Calvert, Dave (2016) Jokes as performance text: a close reading of Rat Pack banter. Comedy Studies, 7 (1). pp. 38-47. ISSN 2040-610X
Abstract

In September 1963, a live performance by Frank Sinatra, Dean Martin and Sammy Davis Jr was recorded at the Sands Hotel, Las Vegas. This paper offers a close reading of a sequence of jokes from that performance:

Frank: Better keep smiling, Sam, so everybody knows where you are.
Sam: [laughing] You fellers go ahead. You ain’t got many rights left.
Dean: No, but we sure got a couple of lefts.

The uneasy, racial motivation of such humour is complex, fraught and historical. My analysis of the three jokes proposes that the documented material of the event opens up their complexity by contextualising the jokes as performance text, rather than as purely linguistic constructs.

The paper argues that, while the necessary structure of the jokes assumes simplicity in order to realise comic impact, a full understanding of the material involves the unravelling of a network of elements.

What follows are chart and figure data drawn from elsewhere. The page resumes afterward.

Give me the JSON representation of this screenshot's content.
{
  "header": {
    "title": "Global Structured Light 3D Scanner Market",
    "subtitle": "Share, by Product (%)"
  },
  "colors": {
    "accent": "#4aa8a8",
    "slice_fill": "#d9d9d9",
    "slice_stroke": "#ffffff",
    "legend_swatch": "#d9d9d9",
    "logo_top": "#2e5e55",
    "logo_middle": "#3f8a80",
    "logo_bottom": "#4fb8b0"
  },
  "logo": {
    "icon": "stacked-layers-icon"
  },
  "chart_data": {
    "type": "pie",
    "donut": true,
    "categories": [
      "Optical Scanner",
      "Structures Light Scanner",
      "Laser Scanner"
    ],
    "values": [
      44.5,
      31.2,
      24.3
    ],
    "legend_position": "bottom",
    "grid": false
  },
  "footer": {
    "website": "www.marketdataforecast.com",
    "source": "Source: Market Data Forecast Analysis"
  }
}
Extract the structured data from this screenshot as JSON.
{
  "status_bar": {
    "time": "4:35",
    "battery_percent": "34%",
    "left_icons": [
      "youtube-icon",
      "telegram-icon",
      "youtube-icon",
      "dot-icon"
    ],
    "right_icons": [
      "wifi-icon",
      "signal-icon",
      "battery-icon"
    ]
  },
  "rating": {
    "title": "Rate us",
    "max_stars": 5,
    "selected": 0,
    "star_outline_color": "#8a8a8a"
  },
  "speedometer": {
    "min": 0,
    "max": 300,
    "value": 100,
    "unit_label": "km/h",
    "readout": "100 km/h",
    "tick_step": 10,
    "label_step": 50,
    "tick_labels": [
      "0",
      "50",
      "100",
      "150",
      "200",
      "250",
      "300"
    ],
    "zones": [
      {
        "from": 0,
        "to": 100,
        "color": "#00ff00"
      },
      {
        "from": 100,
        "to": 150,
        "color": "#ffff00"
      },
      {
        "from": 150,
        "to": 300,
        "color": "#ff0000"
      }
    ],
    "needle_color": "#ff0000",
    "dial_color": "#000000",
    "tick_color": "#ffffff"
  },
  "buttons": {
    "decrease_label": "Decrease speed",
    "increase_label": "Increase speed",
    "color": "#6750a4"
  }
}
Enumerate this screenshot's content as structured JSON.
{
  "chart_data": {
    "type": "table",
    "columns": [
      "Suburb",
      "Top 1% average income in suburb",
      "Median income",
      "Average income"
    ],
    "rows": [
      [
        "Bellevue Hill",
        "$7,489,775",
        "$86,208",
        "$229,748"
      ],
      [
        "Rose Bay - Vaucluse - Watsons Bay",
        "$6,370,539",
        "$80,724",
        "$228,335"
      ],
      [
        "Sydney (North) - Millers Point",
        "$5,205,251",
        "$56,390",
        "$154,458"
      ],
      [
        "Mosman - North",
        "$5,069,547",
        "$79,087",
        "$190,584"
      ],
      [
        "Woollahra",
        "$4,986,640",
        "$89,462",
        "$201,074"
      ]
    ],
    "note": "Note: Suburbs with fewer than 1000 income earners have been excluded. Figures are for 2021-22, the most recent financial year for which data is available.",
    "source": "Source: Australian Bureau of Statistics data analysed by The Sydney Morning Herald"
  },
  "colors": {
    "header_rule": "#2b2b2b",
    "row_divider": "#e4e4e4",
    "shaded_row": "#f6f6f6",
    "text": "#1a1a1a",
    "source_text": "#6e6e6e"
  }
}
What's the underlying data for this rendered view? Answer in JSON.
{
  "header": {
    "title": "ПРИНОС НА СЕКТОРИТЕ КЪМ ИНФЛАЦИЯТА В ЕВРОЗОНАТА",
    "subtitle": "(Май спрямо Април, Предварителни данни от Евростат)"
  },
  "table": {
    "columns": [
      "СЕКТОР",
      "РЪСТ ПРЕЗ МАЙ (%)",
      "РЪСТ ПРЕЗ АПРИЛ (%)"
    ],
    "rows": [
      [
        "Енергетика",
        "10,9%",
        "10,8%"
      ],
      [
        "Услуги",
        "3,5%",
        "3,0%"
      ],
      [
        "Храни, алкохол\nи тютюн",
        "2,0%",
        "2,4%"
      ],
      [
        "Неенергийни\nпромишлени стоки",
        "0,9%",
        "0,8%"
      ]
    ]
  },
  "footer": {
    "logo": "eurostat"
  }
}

This includes the aesthetics of the Rat Pack as a performance form in its own right; the artistic and historical context of the event; the public and professional identities of the entertainers involved; the technical ability of the performers as comedians; and the responses of a live audience. The paper also proposes that the jokes do not form individual and closed statements in their own right. Rather, it is the open, fluid relationship between them that motivates comic understanding as meaning is constructed through the production and reception of the jokes as a sequence of competitive and dialogical challenges.